24/7 Restoration Service
We understand the stress and frustration caused by unexpected water damage in your home, office or commercial building. We are here to help you get back to pre-damage conditions quickly and easily, with as little hassle as possible. Time is critical when flooding has occurred. Whether it is a broken or leaky pipe, a toilet or sink overflow, a slab leak, refrigerator, dishwasher or washing machine, or flooded attic or crawlspace due to storms, we will find the source, stop the flooding, provide full extraction and structural drying, and then full damage restoration and rebuild.
Flood Damage Category Definitions
Certain terms and definitions associated with water damage restoration exist. The following are definitions of terms used:
Category 1 Water – Water originating from a source that does not pose substantial harm to humans. Category 1 water is also referred to as “clean water.” Clean water that has contact with structural surfaces and content materials may deteriorate in cleanliness as it dissolves or mixes with soils and other contaminants, and as time elapses.
Examples of clean water sources may include, but are not necessarily limited to the following:
- Broken domestic water supply lines;
- Tub or sink overflows with no contaminants;
- Appliance malfunctions involving domestic water supply lines;
- Melting ice or snow, falling rainwater; and
- Broken toilet tanks and toilet bowls that do not contain contaminants or additives.

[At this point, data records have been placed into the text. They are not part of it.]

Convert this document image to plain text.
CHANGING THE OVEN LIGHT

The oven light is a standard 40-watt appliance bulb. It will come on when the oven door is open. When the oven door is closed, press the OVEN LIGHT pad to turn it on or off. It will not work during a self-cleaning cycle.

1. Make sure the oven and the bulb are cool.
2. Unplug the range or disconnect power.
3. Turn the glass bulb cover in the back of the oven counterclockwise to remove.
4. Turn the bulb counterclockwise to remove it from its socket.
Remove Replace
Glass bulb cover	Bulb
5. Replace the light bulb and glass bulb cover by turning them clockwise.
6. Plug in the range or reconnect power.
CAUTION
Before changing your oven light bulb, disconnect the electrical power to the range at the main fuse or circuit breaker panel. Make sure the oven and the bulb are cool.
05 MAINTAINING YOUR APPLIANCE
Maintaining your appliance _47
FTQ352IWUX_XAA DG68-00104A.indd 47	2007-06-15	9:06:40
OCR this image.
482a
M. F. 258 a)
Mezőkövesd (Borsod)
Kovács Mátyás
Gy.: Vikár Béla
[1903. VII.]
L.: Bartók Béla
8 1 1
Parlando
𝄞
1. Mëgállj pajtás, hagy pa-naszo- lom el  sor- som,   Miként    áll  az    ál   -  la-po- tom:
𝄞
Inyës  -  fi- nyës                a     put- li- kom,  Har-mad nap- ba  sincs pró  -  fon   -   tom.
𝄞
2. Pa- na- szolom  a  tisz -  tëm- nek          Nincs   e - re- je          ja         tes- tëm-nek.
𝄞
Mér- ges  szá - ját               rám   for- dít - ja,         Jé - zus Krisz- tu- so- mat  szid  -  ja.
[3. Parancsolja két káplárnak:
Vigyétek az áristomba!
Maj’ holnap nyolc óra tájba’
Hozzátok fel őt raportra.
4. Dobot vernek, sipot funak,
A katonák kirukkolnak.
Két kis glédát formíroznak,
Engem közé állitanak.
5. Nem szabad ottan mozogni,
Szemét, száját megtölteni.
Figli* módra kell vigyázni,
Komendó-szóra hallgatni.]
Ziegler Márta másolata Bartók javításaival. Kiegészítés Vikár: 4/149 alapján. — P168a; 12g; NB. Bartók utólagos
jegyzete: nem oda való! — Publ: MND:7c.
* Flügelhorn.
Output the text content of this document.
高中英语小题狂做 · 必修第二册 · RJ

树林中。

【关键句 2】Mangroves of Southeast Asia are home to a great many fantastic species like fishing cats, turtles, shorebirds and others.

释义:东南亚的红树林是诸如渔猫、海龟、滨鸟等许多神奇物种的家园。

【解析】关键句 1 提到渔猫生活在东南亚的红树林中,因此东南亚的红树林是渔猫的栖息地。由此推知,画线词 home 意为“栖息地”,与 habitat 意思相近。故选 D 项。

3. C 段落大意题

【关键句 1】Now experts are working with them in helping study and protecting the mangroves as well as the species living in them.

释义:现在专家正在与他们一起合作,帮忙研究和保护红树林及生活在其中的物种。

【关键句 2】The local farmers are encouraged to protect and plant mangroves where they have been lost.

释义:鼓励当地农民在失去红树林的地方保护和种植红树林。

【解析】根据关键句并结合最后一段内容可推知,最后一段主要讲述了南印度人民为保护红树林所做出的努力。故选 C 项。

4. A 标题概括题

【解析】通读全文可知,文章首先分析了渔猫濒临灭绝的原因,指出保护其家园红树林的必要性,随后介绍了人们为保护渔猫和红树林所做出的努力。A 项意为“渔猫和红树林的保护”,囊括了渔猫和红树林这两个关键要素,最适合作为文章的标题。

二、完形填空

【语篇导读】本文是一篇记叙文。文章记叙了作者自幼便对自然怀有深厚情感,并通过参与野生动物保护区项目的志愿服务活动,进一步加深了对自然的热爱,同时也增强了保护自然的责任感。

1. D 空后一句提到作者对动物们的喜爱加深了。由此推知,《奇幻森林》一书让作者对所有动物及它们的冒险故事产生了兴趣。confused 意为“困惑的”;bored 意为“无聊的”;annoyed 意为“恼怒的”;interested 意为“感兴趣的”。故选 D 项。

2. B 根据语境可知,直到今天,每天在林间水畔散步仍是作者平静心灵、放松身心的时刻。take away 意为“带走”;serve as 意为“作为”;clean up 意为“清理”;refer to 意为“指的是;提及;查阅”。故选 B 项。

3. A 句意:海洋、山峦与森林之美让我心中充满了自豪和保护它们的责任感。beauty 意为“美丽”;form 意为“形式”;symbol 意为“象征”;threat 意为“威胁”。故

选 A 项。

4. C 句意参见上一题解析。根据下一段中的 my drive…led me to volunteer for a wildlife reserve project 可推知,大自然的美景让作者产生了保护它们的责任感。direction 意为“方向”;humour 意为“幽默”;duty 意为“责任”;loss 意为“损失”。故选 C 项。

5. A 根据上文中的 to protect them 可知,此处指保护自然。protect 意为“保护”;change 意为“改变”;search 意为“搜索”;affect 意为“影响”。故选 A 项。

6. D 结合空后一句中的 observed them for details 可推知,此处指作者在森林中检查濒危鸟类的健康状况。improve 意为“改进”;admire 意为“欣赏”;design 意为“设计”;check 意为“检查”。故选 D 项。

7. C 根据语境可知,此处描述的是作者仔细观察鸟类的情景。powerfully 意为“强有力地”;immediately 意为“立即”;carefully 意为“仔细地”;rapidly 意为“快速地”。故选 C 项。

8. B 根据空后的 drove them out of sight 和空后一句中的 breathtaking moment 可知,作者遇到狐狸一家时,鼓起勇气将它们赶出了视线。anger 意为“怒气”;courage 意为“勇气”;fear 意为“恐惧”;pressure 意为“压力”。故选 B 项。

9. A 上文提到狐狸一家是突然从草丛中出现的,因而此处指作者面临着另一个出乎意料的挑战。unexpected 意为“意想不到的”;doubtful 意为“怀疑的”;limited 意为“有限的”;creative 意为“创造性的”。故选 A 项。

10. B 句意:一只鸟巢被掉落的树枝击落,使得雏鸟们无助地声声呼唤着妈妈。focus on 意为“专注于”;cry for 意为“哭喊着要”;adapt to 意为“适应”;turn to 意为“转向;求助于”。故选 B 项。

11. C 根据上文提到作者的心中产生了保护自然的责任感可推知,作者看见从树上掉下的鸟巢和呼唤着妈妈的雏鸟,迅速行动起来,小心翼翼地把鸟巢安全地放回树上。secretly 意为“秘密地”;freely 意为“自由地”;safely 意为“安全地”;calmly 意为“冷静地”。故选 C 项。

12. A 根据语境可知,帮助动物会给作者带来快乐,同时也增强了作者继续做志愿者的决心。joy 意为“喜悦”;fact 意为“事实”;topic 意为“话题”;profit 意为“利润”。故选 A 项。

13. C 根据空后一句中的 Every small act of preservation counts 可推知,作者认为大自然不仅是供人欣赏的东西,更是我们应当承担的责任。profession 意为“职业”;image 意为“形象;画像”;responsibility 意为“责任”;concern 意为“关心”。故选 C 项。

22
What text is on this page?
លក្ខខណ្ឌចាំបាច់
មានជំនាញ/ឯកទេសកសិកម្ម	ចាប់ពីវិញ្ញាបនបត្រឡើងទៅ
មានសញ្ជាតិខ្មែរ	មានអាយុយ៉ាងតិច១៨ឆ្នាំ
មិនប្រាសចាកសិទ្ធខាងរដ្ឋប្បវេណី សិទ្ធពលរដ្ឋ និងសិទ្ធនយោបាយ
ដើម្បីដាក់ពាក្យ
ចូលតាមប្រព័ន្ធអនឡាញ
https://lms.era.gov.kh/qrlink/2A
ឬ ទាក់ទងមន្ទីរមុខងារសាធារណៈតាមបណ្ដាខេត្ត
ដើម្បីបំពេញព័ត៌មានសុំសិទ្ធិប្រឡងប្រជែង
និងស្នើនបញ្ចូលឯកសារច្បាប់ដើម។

Category 2 Water – Water containing a significant degree of chemical, biological and/or physical contamination and having the potential to cause discomfort or sickness if consumed by or exposed to humans. Category 2 water is also referred to as “gray water.” Gray water carries microorganisms and nutrients for microorganisms. Gray water may contain chemicals, bio contaminants (fungal, bacterial, viral algae) and other forms of contamination including physical hazards. Time and temperature aggravate category 2 water contamination levels significantly. Gray water in flooded structures that remains untreated for longer than 48 hours may change to category 3 – black water.
Examples of gray water sources may include, but are not necessarily limited to the following:
- Discharge from dishwashers or washing machines;
- Overflows from toilet bowls with some urine (no feces)
- Sump pump failures;
- Seepage due to hydrostatic pressure;
- Chilled and condensate water; and
- Fire Protection Sprinkler Water.
Category 3 Water – Grossly unsanitary water containing pathogenic agents, arising from sewage or other contaminated water sources and having the likelihood of causing discomfort or sickness if consumed or exposed to humans. Black water includes sewage and other contaminated water sources entering or affecting the indoor environment. Category 2 water that is not removed promptly from the structure may be reclassified as category 3 water. Toilet back flows that originated beyond the toilet trap are considered black water contamination, regardless of visible content or color. Such water sources carry silt and organic matter into structures and create Black water conditions.
Category 3 water includes, but is not necessarily limited to all forms of flooding from:
- Sewage/rainwater mixed; and
- Rising water from rivers or streams.